Zemaria Pinto
As mídias sociais deram o direito à fala a legiões de imbecis que,
anteriormente, falavam só no bar, depois de uma taça de vinho, sem causar dano
à coletividade. Diziam imediatamente a eles para calar a boca, enquanto agora
eles têm o mesmo direito à fala que um ganhador do Prêmio Nobel. O drama da
internet é que ela promoveu o idiota da aldeia a portador da verdade.

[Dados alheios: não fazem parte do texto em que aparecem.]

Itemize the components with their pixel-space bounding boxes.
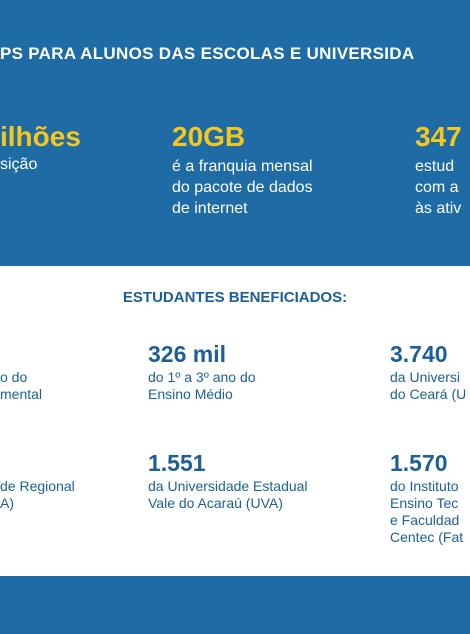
item-value: 1.551 [148, 450, 206, 476]
highlight-text: de internet [172, 200, 248, 217]
highlight-value: 347 [415, 121, 462, 152]
item-text: de Regional [0, 478, 75, 494]
highlight-text: às ativ [415, 200, 462, 217]
bottom-band [0, 576, 470, 634]
highlight-text: do pacote de dados [172, 179, 313, 196]
item-value: 326 mil [148, 341, 226, 367]
item-text: da Universi [390, 369, 461, 385]
header-title: PS PARA ALUNOS DAS ESCOLAS E UNIVERSIDA [0, 44, 415, 63]
item-text: do Instituto [390, 478, 459, 494]
top-band [0, 0, 470, 266]
highlight-text: é a franquia mensal [172, 158, 313, 175]
highlight-text: sição [0, 156, 38, 173]
highlight-value: 20GB [172, 121, 246, 152]
highlight-text: estud [415, 158, 455, 175]
item-text: Vale do Acaraú (UVA) [148, 495, 283, 511]
item-text: Ensino Médio [148, 386, 233, 402]
highlight-text: com a [415, 179, 459, 196]
item-value: 3.740 [390, 341, 448, 367]
item-text: da Universidade Estadual [148, 478, 308, 494]
section-title: ESTUDANTES BENEFICIADOS: [122, 289, 348, 306]
highlight-value: ilhões [0, 121, 81, 152]
item-text: Centec (Fat [390, 529, 464, 545]
item-text: do Ceará (U [390, 386, 467, 402]
item-text: o do [0, 369, 28, 385]
item-value: 1.570 [390, 450, 448, 476]
item-text: A) [0, 495, 14, 511]
item-text: Ensino Tec [390, 495, 459, 511]
item-text: mental [0, 386, 43, 402]
item-text: e Faculdad [390, 512, 460, 528]
item-text: do 1º a 3º ano do [148, 369, 256, 385]
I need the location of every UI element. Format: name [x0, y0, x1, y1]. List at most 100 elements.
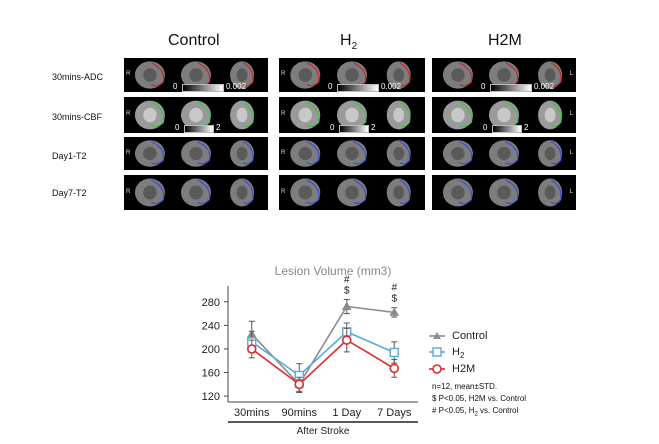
- note-h2-significance: # P<0.05, H2 vs. Control: [432, 406, 519, 418]
- lesion-outline: [459, 141, 473, 165]
- legend-marker-square: [432, 347, 442, 357]
- brain-core: [497, 107, 511, 123]
- scale-min-label: 0: [330, 123, 335, 132]
- x-tick-label: 30mins: [234, 407, 270, 419]
- brain-slices: [134, 140, 255, 167]
- y-tick-label: 120: [202, 391, 220, 403]
- brain-core: [143, 107, 157, 123]
- brain-core: [143, 146, 157, 161]
- mri-panel-day7-h2: R: [279, 175, 425, 210]
- mri-panel-adc-h2: R 0 0.002: [279, 58, 425, 92]
- row-label-cbf: 30mins-CBF: [52, 112, 103, 122]
- lesion-outline: [306, 101, 320, 127]
- data-point-circle: [294, 379, 305, 390]
- mri-panel-cbf-h2m: L 0 2: [432, 97, 576, 133]
- brain-core: [236, 107, 248, 123]
- x-tick-label: 7 Days: [377, 407, 412, 419]
- brain-core: [143, 68, 157, 82]
- scale-min-label: 0: [328, 82, 333, 91]
- brain-core: [497, 68, 511, 82]
- series-line-1: [251, 330, 395, 377]
- brain-core: [189, 185, 203, 200]
- column-header-control: Control: [168, 32, 220, 49]
- side-label-left: L: [569, 71, 573, 77]
- mri-panel-day1-h2m: L: [432, 137, 576, 170]
- lesion-outline: [459, 101, 473, 127]
- mri-panel-cbf-h2: R 0 2: [279, 97, 425, 133]
- legend-control-label: Control: [452, 330, 488, 342]
- data-point-circle: [389, 363, 400, 374]
- brain-core: [393, 68, 405, 82]
- intensity-scalebar: [184, 125, 214, 133]
- lesion-outline: [306, 179, 320, 205]
- brain-core: [236, 68, 248, 82]
- brain-core: [345, 185, 359, 200]
- brain-slices: [290, 178, 411, 207]
- significance-mark: #: [391, 283, 397, 294]
- data-point-triangle: [389, 307, 400, 316]
- brain-core: [451, 185, 465, 200]
- side-label-right: R: [126, 188, 131, 195]
- brain-core: [298, 68, 313, 82]
- intensity-scalebar: [182, 84, 224, 92]
- mri-panel-adc-control: R 0 0.002: [124, 58, 268, 92]
- brain-core: [544, 68, 556, 82]
- lesion-outline: [550, 141, 562, 165]
- lesion-outline: [151, 141, 165, 165]
- data-point-circle: [341, 335, 352, 345]
- side-label-right: R: [126, 149, 131, 156]
- lesion-outline: [505, 141, 519, 165]
- side-label-right: R: [281, 111, 286, 117]
- brain-core: [544, 146, 556, 161]
- lesion-outline: [505, 179, 519, 205]
- scale-max-label: 0.002: [226, 82, 247, 91]
- side-label-right: R: [126, 111, 131, 117]
- lesion-outline: [399, 101, 411, 127]
- brain-slices: [442, 100, 563, 130]
- lesion-outline: [353, 141, 367, 165]
- brain-slices: [442, 140, 563, 167]
- side-label-left: L: [569, 188, 573, 195]
- series-line-2: [251, 339, 395, 386]
- brain-core: [298, 146, 313, 161]
- brain-core: [544, 107, 556, 123]
- brain-core: [345, 146, 359, 161]
- brain-core: [393, 185, 405, 200]
- lesion-outline: [151, 62, 165, 87]
- scale-max-label: 0.002: [381, 82, 402, 91]
- side-label-left: L: [569, 111, 573, 117]
- brain-core: [497, 185, 511, 200]
- brain-core: [189, 146, 203, 161]
- scale-max-label: 2: [524, 123, 529, 132]
- mri-panel-day7-h2m: L: [432, 175, 576, 210]
- brain-slices: [442, 178, 563, 207]
- brain-core: [451, 68, 465, 82]
- legend-h2m-label: H2M: [452, 363, 476, 375]
- legend-h2-label: H2: [452, 346, 465, 361]
- series-line-0: [251, 305, 395, 386]
- brain-core: [236, 185, 248, 200]
- brain-slices: [134, 178, 255, 207]
- scale-max-label: 2: [216, 123, 221, 132]
- note-h2m-significance: $ P<0.05, H2M vs. Control: [432, 394, 527, 403]
- brain-slices: [290, 100, 411, 130]
- data-point-square: [389, 347, 399, 358]
- lesion-outline: [306, 62, 320, 87]
- brain-core: [345, 68, 359, 82]
- x-tick-label: 90mins: [282, 407, 318, 419]
- lesion-outline: [306, 141, 320, 165]
- brain-core: [143, 185, 157, 200]
- lesion-outline: [399, 62, 411, 87]
- scale-min-label: 0: [483, 123, 488, 132]
- brain-core: [393, 146, 405, 161]
- lesion-outline: [242, 62, 254, 87]
- lesion-outline: [151, 101, 165, 127]
- brain-slices: [290, 61, 411, 89]
- side-label-left: L: [569, 149, 573, 156]
- lesion-outline: [399, 141, 411, 165]
- x-axis-label: After Stroke: [297, 426, 350, 437]
- brain-core: [189, 107, 203, 123]
- intensity-scalebar: [492, 125, 522, 133]
- lesion-outline: [151, 179, 165, 205]
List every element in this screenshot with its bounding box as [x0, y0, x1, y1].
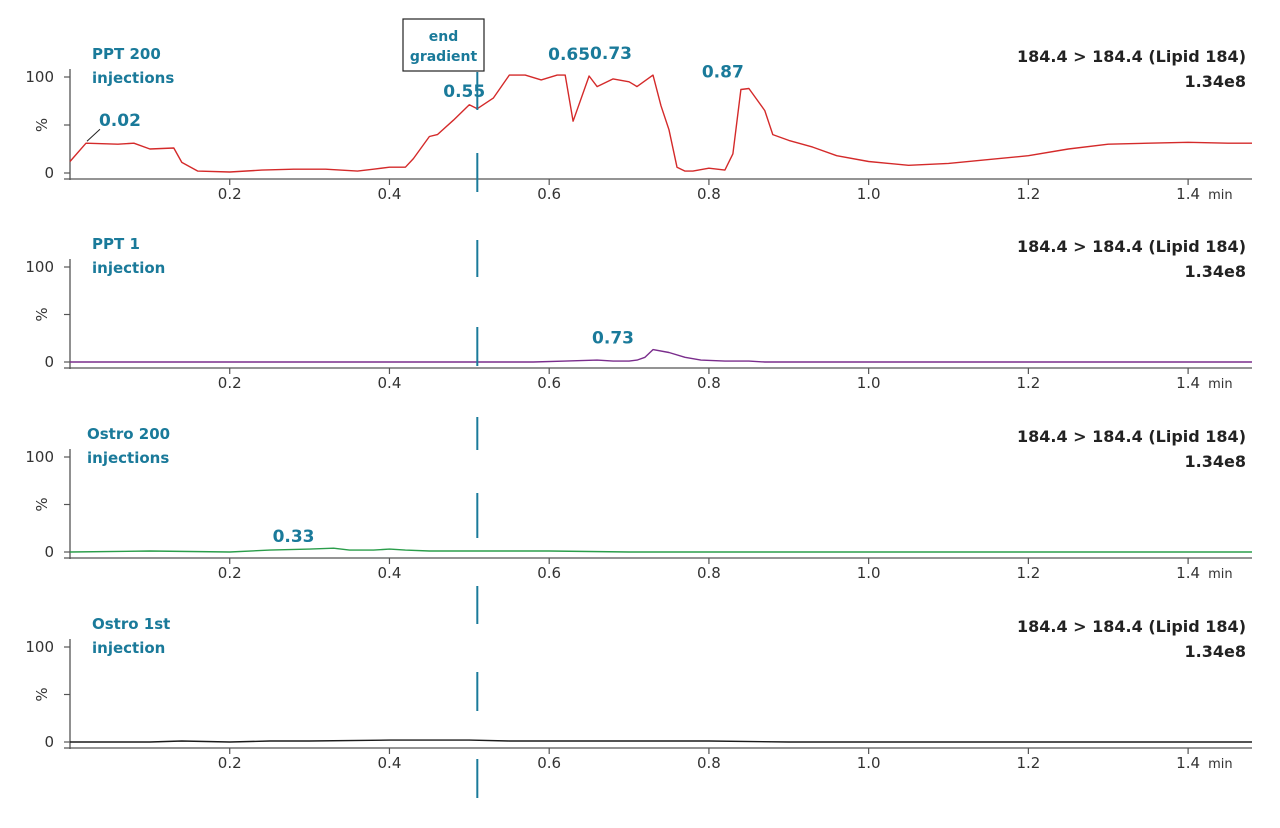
x-tick-label: 1.4	[1176, 185, 1200, 203]
y-tick-label: 0	[44, 543, 54, 561]
intensity-label: 1.34e8	[1185, 452, 1246, 471]
y-axis-label: %	[33, 118, 51, 132]
x-unit-label: min	[1208, 188, 1233, 203]
y-tick-label: 100	[25, 448, 54, 466]
mrm-transition-label: 184.4 > 184.4 (Lipid 184)	[1017, 617, 1246, 636]
x-tick-label: 0.6	[537, 564, 561, 582]
panel-title-line1: Ostro 200	[87, 425, 170, 443]
chromatogram-panel-2: 100 0% 0.2 0.4 0.6 0.8 1.0 1.2 1.4 min PPT 1 inject…	[25, 235, 1252, 392]
panel-title-line2: injections	[87, 449, 169, 467]
peak-annotation: 0.55	[443, 82, 485, 102]
annotation-leader	[86, 128, 101, 142]
x-tick-label: 1.2	[1016, 754, 1040, 772]
x-tick-label: 0.4	[378, 185, 402, 203]
mrm-transition-label: 184.4 > 184.4 (Lipid 184)	[1017, 237, 1246, 256]
panel-title-line1: PPT 1	[92, 235, 140, 253]
x-tick-label: 1.4	[1176, 564, 1200, 582]
panel-title-line2: injections	[92, 69, 174, 87]
mrm-transition-label: 184.4 > 184.4 (Lipid 184)	[1017, 47, 1246, 66]
x-tick-label: 0.6	[537, 374, 561, 392]
intensity-label: 1.34e8	[1185, 72, 1246, 91]
x-tick-label: 1.0	[857, 754, 881, 772]
y-axis-label: %	[33, 497, 51, 511]
intensity-label: 1.34e8	[1185, 262, 1246, 281]
chromatogram-panel-4: 100 0% 0.2 0.4 0.6 0.8 1.0 1.2 1.4 min Ostro 1st in…	[25, 615, 1252, 772]
chromatogram-panel-3: 100 0% 0.2 0.4 0.6 0.8 1.0 1.2 1.4 min Ostro 200 in…	[25, 425, 1252, 582]
x-tick-label: 0.6	[537, 185, 561, 203]
y-tick-label: 0	[44, 733, 54, 751]
x-tick-label: 1.2	[1016, 185, 1040, 203]
x-tick-label: 0.2	[218, 185, 242, 203]
peak-annotation: 0.65	[548, 45, 590, 65]
x-tick-label: 0.2	[218, 564, 242, 582]
x-tick-label: 0.4	[378, 564, 402, 582]
x-tick-label: 1.4	[1176, 374, 1200, 392]
x-unit-label: min	[1208, 567, 1233, 582]
intensity-label: 1.34e8	[1185, 642, 1246, 661]
x-tick-label: 0.2	[218, 754, 242, 772]
y-tick-label: 0	[44, 164, 54, 182]
chromatogram-trace	[70, 739, 1252, 743]
y-tick-label: 100	[25, 258, 54, 276]
x-tick-label: 1.2	[1016, 374, 1040, 392]
x-tick-label: 0.8	[697, 754, 721, 772]
peak-annotation: 0.73	[592, 329, 634, 349]
x-tick-label: 0.2	[218, 374, 242, 392]
x-unit-label: min	[1208, 377, 1233, 392]
panel-title-line2: injection	[92, 259, 165, 277]
chromatogram-panel-1: 100 0% 0.2 0.4 0.6 0.8 1.0 1.2 1.4 min PPT 200 inje…	[25, 44, 1252, 203]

(Umberto Eco – entrevista – 2015)
E as notas dissonantes se integraram
ao som dos imbecis
(Caetano Veloso – Saudosismo – 1968)
Eu sou a favor do aborto.
Da descriminalização da maconha. Do reconhecimento dos gêneros (falar em
ideologia, no caso, é ignorar o que é ideologia). E sou ateu – só não completo
com um “graças a deus”, porque é piada velha. E mais que ateu, sou anticristão
– qualquer que seja a vertente do cristianismo: do papa Francisco ao padre
João, do mala Malafaia ao pregador Raimundo.
Espero que não me matem
por tão pouco.
No mais, o lixo que
circula na Internet é usado para caluniar os que pensam de forma dissonante. Repito
aqui o velho Marx: a única função do filósofo é duvidar. Marx, que jamais foi
marxista, apenas repetia o que Sócrates – via Platão – já afirmara há mais de
dois mil anos. Mas como não sou filósofo, me valho do poeta Torquato: vai,
bicho, desafinar o coro dos contentes!
Marielle Franco era uma
nota dissonante no coro dos contentes. Por isso foi assassinada, covardemente.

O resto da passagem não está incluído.